Masih di Solo, KH. Muhammad bin Sulaiman, seorang kiai hamil al-Quran yang sanad ilmu Qurannya diperoleh dari mbah Munawwir Krapyak, menulis tafsir Jami’ al-Bayan berbahasa Arab lengkap 30 juz. Tafsir ini, hingga kini dibaca sebagai bahan ngaji di pesantren Brabu Grobogan.
Bergeser ke pesisir utara, banyak kiai pesantren menulis tafsir. Di antaranya adalah Mbah Bisri Mustafa, abahnya Gus Mus, dan Misbah Mustafa, adik kandung mbah Bisri. Mbah Bisri menulis tafsir Al-Ibriz dan sebelumnya pada era 1950 beliau telah menulis tafsir Surah Yasin. Adapun mbah Misbah menulis tafsir Al-Iklil fi Ma’ani al-Tanzil dan Tajul Muslimin. Kedua bersaudara ini, meskipun kadang berbeda pendapat dalam beberapa hal, tak diragukan adalah orang yang mencintai tanah airnya.

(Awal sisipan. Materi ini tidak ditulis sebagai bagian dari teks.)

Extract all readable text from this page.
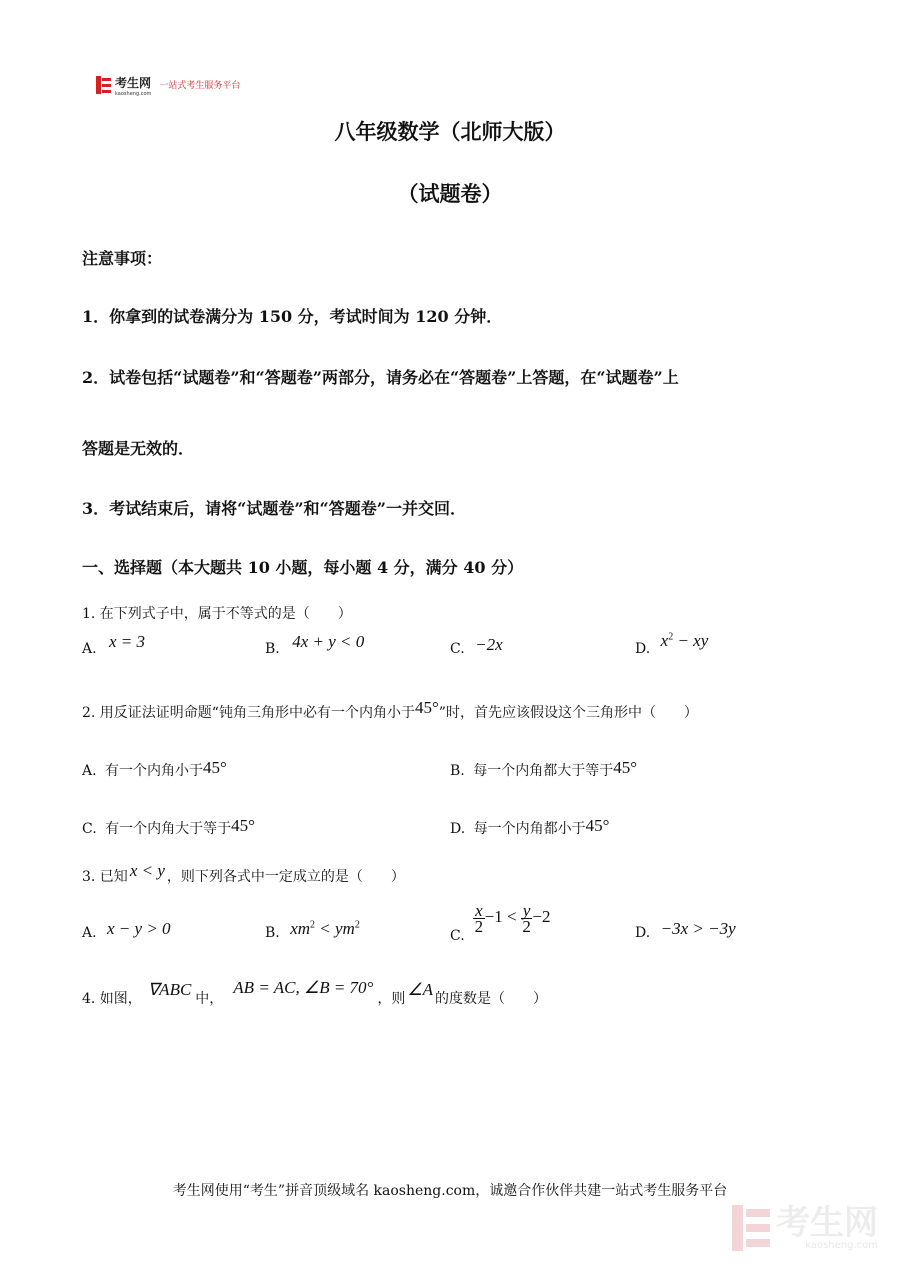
考生网
kaosheng.com
一站式考生服务平台
八年级数学（北师大版）
（试题卷）
注意事项：
1．你拿到的试卷满分为 150 分，考试时间为 120 分钟．
2．试卷包括“试题卷”和“答题卷”两部分，请务必在“答题卷”上答题，在“试题卷”上
答题是无效的．
3．考试结束后，请将“试题卷”和“答题卷”一并交回．
一、选择题（本大题共 10 小题，每小题 4 分，满分 40 分）
1. 在下列式子中，属于不等式的是（　　）
A. x = 3	B. 4x + y < 0	C. −2x	D. $x^2$ − xy
2. 用反证法证明命题“钝角三角形中必有一个内角小于45°”时，首先应该假设这个三角形中（　　）
A. 有一个内角小于45°	B. 每一个内角都大于等于45°
C. 有一个内角大于等于45°	D. 每一个内角都小于45°
3. 已知 x < y ，则下列各式中一定成立的是（　　）
A. x − y > 0	B. $xm^2 < ym^2$
C.
$\frac{x}{2} -1 < \frac{y}{2} -2$
D. −3x > −3y
4. 如图， ∇ABC 中，AB = AC, ∠B = 70°，则 ∠A 的度数是（　　）
考生网使用“考生”拼音顶级域名 kaosheng.com，诚邀合作伙伴共建一站式考生服务平台
考生网
kaosheng.com
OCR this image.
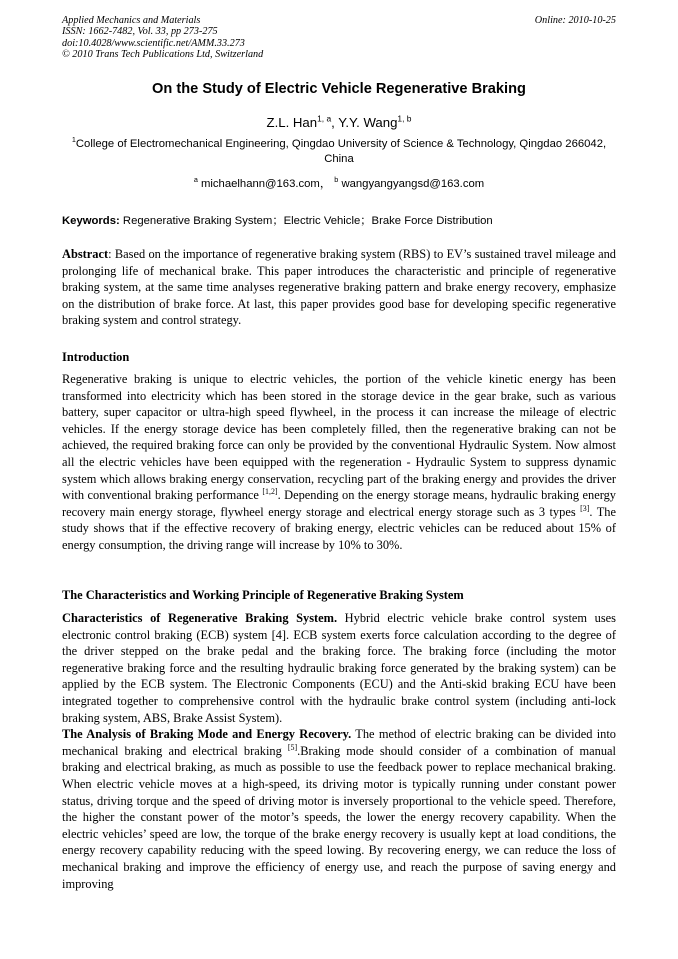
Applied Mechanics and Materials	Online: 2010-10-25
ISSN: 1662-7482, Vol. 33, pp 273-275
doi:10.4028/www.scientific.net/AMM.33.273
© 2010 Trans Tech Publications Ltd, Switzerland
On the Study of Electric Vehicle Regenerative Braking
Z.L. Han$^{1, a}$, Y.Y. Wang$^{1, b}$
$^1$College of Electromechanical Engineering, Qingdao University of Science & Technology, Qingdao 266042, China
$^a$ michaelhann@163.com， $^b$ wangyangyangsd@163.com
Keywords: Regenerative Braking System；Electric Vehicle；Brake Force Distribution

Abstract: Based on the importance of regenerative braking system (RBS) to EV’s sustained travel mileage and prolonging life of mechanical brake. This paper introduces the characteristic and principle of regenerative braking system, at the same time analyses regenerative braking pattern and brake energy recovery, emphasize on the distribution of brake force. At last, this paper provides good base for developing specific regenerative braking system and control strategy.

Introduction

Regenerative braking is unique to electric vehicles, the portion of the vehicle kinetic energy has been transformed into electricity which has been stored in the storage device in the gear brake, such as various battery, super capacitor or ultra-high speed flywheel, in the process it can increase the mileage of electric vehicles. If the energy storage device has been completely filled, then the regenerative braking can not be achieved, the required braking force can only be provided by the conventional Hydraulic System. Now almost all the electric vehicles have been equipped with the regeneration - Hydraulic System to suppress dynamic system which allows braking energy conservation, recycling part of the braking energy and provides the driver with conventional braking performance [1,2]. Depending on the energy storage means, hydraulic braking energy recovery main energy storage, flywheel energy storage and electrical energy storage such as 3 types [3]. The study shows that if the effective recovery of braking energy, electric vehicles can be reduced about 15% of energy consumption, the driving range will increase by 10% to 30%.

The Characteristics and Working Principle of Regenerative Braking System

Characteristics of Regenerative Braking System. Hybrid electric vehicle brake control system uses electronic control braking (ECB) system [4]. ECB system exerts force calculation according to the degree of the driver stepped on the brake pedal and the braking force. The braking force (including the motor regenerative braking force and the resulting hydraulic braking force generated by the braking system) can be applied by the ECB system. The Electronic Components (ECU) and the Anti-skid braking ECU have been integrated together to comprehensive control with the hydraulic brake control system (including anti-lock braking system, ABS, Brake Assist System).

The Analysis of Braking Mode and Energy Recovery. The method of electric braking can be divided into mechanical braking and electrical braking [5].Braking mode should consider of a combination of manual braking and electrical braking, as much as possible to use the feedback power to replace mechanical braking. When electric vehicle moves at a high-speed, its driving motor is typically running under constant power status, driving torque and the speed of driving motor is inversely proportional to the vehicle speed. Therefore, the higher the constant power of the motor’s speeds, the lower the energy recovery capability. When the electric vehicles’ speed are low, the torque of the brake energy recovery is usually kept at load conditions, the energy recovery capability reducing with the speed lowing. By recovering energy, we can reduce the loss of mechanical braking and improve the efficiency of energy use, and reach the purpose of saving energy and improving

Di Kediri, kiai Yasin Asmuni, dengan dilengkapi makna gandul, juga menerbitkan beberapa kitab tafsir. Dari tangan dia, lahir penerbitan kitab dengan model “pethukan”‘: istilah untuk menyebut edisi kitab cetak yang dilengkapi dengan makna gandul.
Yang saya kemukakan di atas sekadar contoh. Masih banyak lagi karya tafsir yang lahir dari tangan kiai dalam denyut nadi pesantren di berbagai wilayah Indonesia.
Di tengah arus gerakan revolusi menghadapi penjajah, kiai pesantren di samping mbalah kitab di langgar dan pesantren kepada para santrinya, juga turun langsung mengambil peran di garda depan melawan penjajah. Lebih dari itu, di tengah keterbasan yang terjadi, mereka juga menulis beragam kitab, termasuk kitab tafsir.
Para kiai pesantren telah berhasil mempersatukan rakyat yang berserak dan tercabik akibat penjajahan dalam rumah bernama Negara Republik Indonesia dengan tanpa mengesampingkan nilai-nilai Islam. Dan fakta ini tak bisa dibantah. Mereka begitu mencintai tanah kelahirannya, sebagaimana mereka mencintai kedua orangtuanya dan para gurunya.
Jazirah Arab yang dulu pernah dipersatukan dengan kesadaran keadaban oleh Nabi saw., kini tercabik cabik, karena ego politik dan kepentingan kapital politik dan ekonomi dunia.
Terima kasih untuk para kiai di pesantren yang telah mendarmakan ilmu dan hidupnya untuk negara dan agama, meski namamu masih samar samar terlihat dalam buku sejarah nasional.